Bana göre Uludere, insanlığın turnusol kağıdı. Eğer bir gün Anadolu’da barışı kurabilirsek, bu Uludere’deki annelerin, babaların, kardeşlerin sesini duyabildiğimiz gün olacak. Uludere konusunda ne sanatçıların, ne sporcuların ne de başkalarının tepkisini yeterli buluyorum. Vicdanların bu kadar zincire bağlanabileceğini, insanların bu kadar zalim olabileceğini, Anadolu topraklarında ellerinde çocuklarının bedenlerinden parçalarla gezen annelerin bu kadar yalnız kalabileceğini inanın bilmiyordum. Belki de Uludere bize bunu öğretti, yaşadığımız toprakların, artık başka topraklar olduğunu.
-
Albümde cazın haricinde klasik gitar etkileri de göze çarpmakta. Aynı zamanda Uludere İçin Ağıt da popüler müzik albümlerinde görmeye alışkın olmadığımız bir çağdaş klasik gitar bestesi. Klasik gitar müziklerinizde ve duygularınızı aktarmanızda nasıl bir yere sahip?
Klasik gitar, benim ilk çalmaya başladığım saz. 30 yıllık zaman içinde farklı gitarlar çalsam da, elime aldığım zaman heyecanlandığım saz hala naylon telli, tahta gitar. Birkaç ay önce perdesiz gitar da çalmaya başladım. Onu çalarken de aynı heyecanı hissediyorum. Klasik gitarla, cazın ve klasik müziğin kesiştiği yerdeki müzikleri dinlemeyi de çalmayı da seviyorum.
-
Uzun yıllardan beri müzikle uğraşıyorsunuz. 90’lı yıllarda Ankara’nın müzik ortamını gördünüz ve tanınmış müzisyen Hakan Küçükçınar ile Çekirdek grubunda çaldınız. Bize biraz o dönemden bahsedebilir misiniz?

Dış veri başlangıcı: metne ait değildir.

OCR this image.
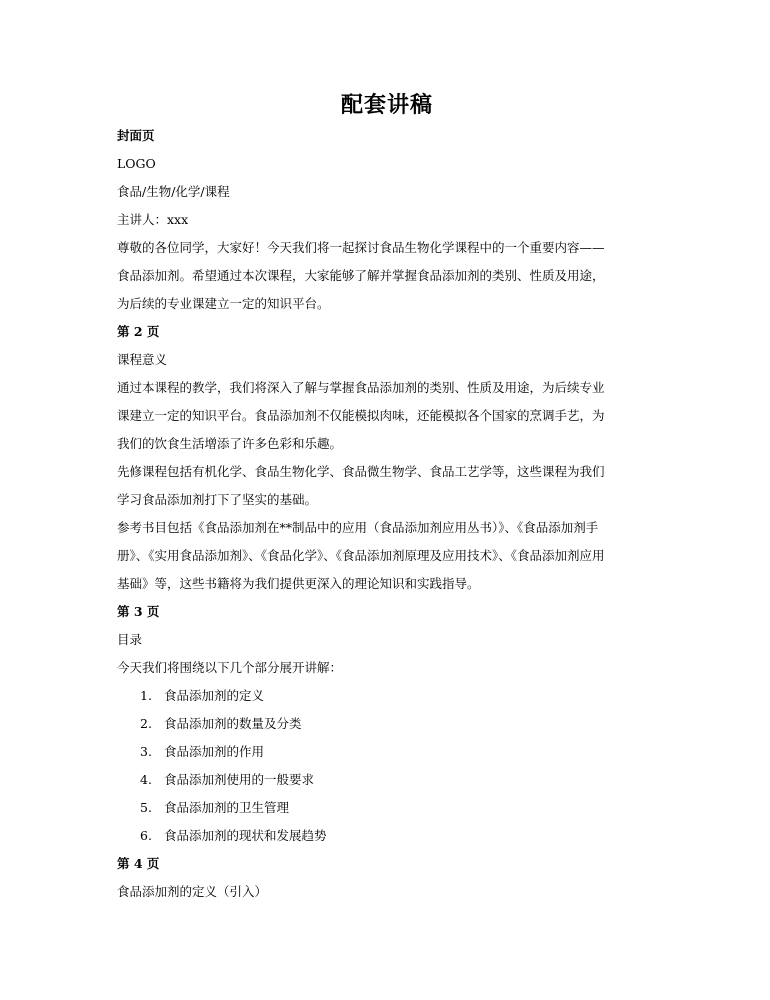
配套讲稿
封面页
LOGO
食品/生物/化学/课程
主讲人：xxx
尊敬的各位同学，大家好！今天我们将一起探讨食品生物化学课程中的一个重要内容——
食品添加剂。希望通过本次课程，大家能够了解并掌握食品添加剂的类别、性质及用途，
为后续的专业课建立一定的知识平台。
第 2 页
课程意义
通过本课程的教学，我们将深入了解与掌握食品添加剂的类别、性质及用途，为后续专业
课建立一定的知识平台。食品添加剂不仅能模拟肉味，还能模拟各个国家的烹调手艺，为
我们的饮食生活增添了许多色彩和乐趣。
先修课程包括有机化学、食品生物化学、食品微生物学、食品工艺学等，这些课程为我们
学习食品添加剂打下了坚实的基础。
参考书目包括《食品添加剂在**制品中的应用（食品添加剂应用丛书）》、《食品添加剂手
册》、《实用食品添加剂》、《食品化学》、《食品添加剂原理及应用技术》、《食品添加剂应用
基础》等，这些书籍将为我们提供更深入的理论知识和实践指导。
第 3 页
目录
今天我们将围绕以下几个部分展开讲解：
1. 食品添加剂的定义
2. 食品添加剂的数量及分类
3. 食品添加剂的作用
4. 食品添加剂使用的一般要求
5. 食品添加剂的卫生管理
6. 食品添加剂的现状和发展趋势
第 4 页
食品添加剂的定义（引入）
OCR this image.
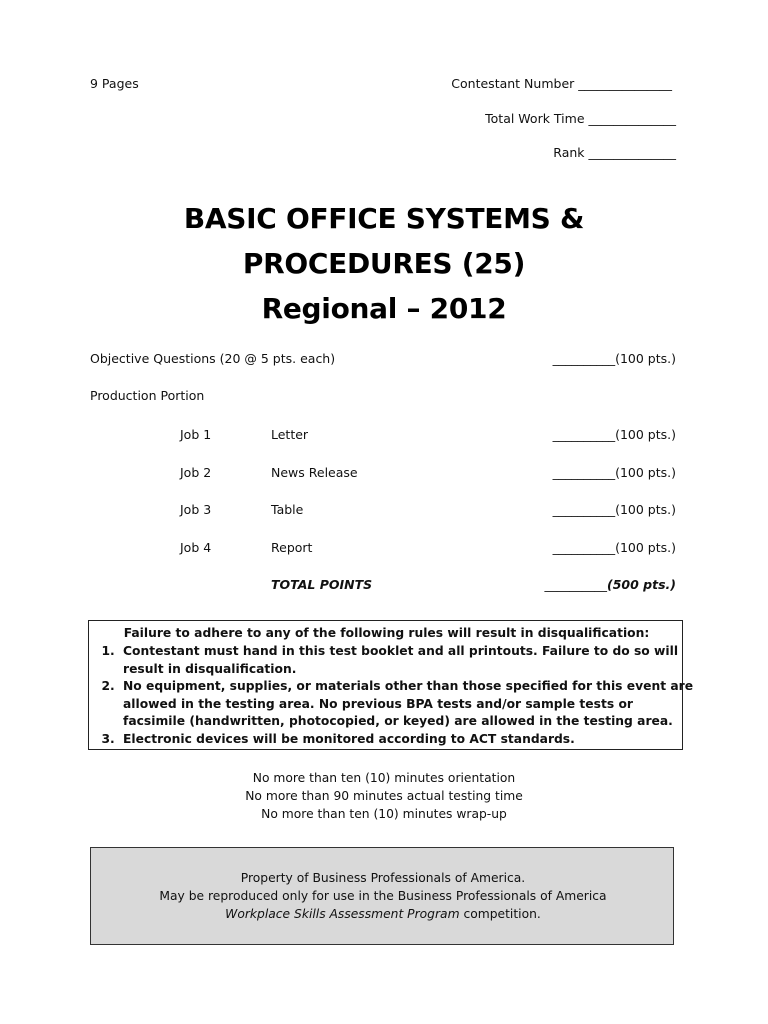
9 Pages	Contestant Number _______________
Total Work Time ______________
Rank ______________
BASIC OFFICE SYSTEMS &
PROCEDURES (25)
Regional – 2012
Objective Questions (20 @ 5 pts. each)	__________(100 pts.)
Production Portion
Job 1	Letter	__________(100 pts.)
Job 2	News Release	__________(100 pts.)
Job 3	Table	__________(100 pts.)
Job 4	Report	__________(100 pts.)
TOTAL POINTS	__________(500 pts.)
Failure to adhere to any of the following rules will result in disqualification:
1. Contestant must hand in this test booklet and all printouts. Failure to do so will result in disqualification.
2. No equipment, supplies, or materials other than those specified for this event are allowed in the testing area. No previous BPA tests and/or sample tests or facsimile (handwritten, photocopied, or keyed) are allowed in the testing area.
3. Electronic devices will be monitored according to ACT standards.
No more than ten (10) minutes orientation
No more than 90 minutes actual testing time
No more than ten (10) minutes wrap-up
Property of Business Professionals of America.
May be reproduced only for use in the Business Professionals of America
Workplace Skills Assessment Program competition.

Hakan Küçükçınar, üniversiteden sınıf arkadaşım. Uzun yıllar birlikte müzik yaptık. Başkalarını taklit eden müzisyenlerin çok olduğu bir dönemde, kendi müziğini yapmak üzere yola çıkan gruplardan biriydi Çekirdek. Hakan, bugün aynı üretken çizgide kendi müziğini yapmayı sürdürüyor. 90’lar bizim için üniversite yıllarıydı. Ben bir yandan rock, pop, caz, latin müzikler, bir yandan da özgün müzik dediğimiz türden müzikleri dinliyordum. Modern Jazz Quartet’ten sonra Beatles daha sonra Grup Yorum gibi. Bu kötü bir şey değil elbette. Şimdiki aklım olsa, bunlardan sonra da Muharrem Ertaş’la Djivan Gasparyan dinlerdim. Bir müzisyen için oldukça zor yıllardı. Ben bazı şeylerin gerçekle bağını Gezi Parkı direnişinden sonra kurabildim. 90’lı yılların gençliği için direnmek, savaşmak, sokağa değil, şiir kitaplarına, şarkılara özgü, hayali kavramlardı. En azından benim zihnimde öyleydi. 12 Eylül darbe sonrasının, özellikle de Ankara’nın bir çıkışı olmayan labirentine bugün uzaktan bakabiliyorum. 2013 Haziranında gençler, sadece kendi dönemlerinin değil, geçmiş dönemlerin duvarlarını da yerle bir ettiler. Onlarla birlikte, şimdi yeniden özgürleştiğimizi, ayaklarımızı yeniden toprağa bastığımızı düşünüyorum.
-
Son dönemlerde Türkiye’de ve dünyada beğendiğiniz müzisyenler kimler? Dinlemekten hiç bıkmadığınız müzisyenler var mı?
Geçen aylarda çıkan Tamer Temel’in Bir Kedi Kara albümünü çok beğenerek dinliyorum. Keşke yenilikçi, kendi sesi olan bu tür albümler daha çok olsa. Serkan Özyılmaz, Burak Bedikyan, İmer Demirer, Önder Focan, Ozan Musluoğlu, Tuluğ Tırpan, Yavuz Akyazıcı ve adı şu an aklıma gelmeyen çok sayıda beğenerek dinlediğim müzisyen var.
Dinlemekten sıkılmadığım müzisyenlerin başında Ralph Towner geliyor. Charlie Haden, Roland Dyens, Erkan Oğur, Gary Peacock, Lenny Breau, Richard Bona’yı da dinlemeyi seviyorum. Son zamanlarda severek dinlediğim Arjantin’li trompetçi Diego Urcola’nın Mates albümünü de dinlememiş olanlara tavsiye edebilirim.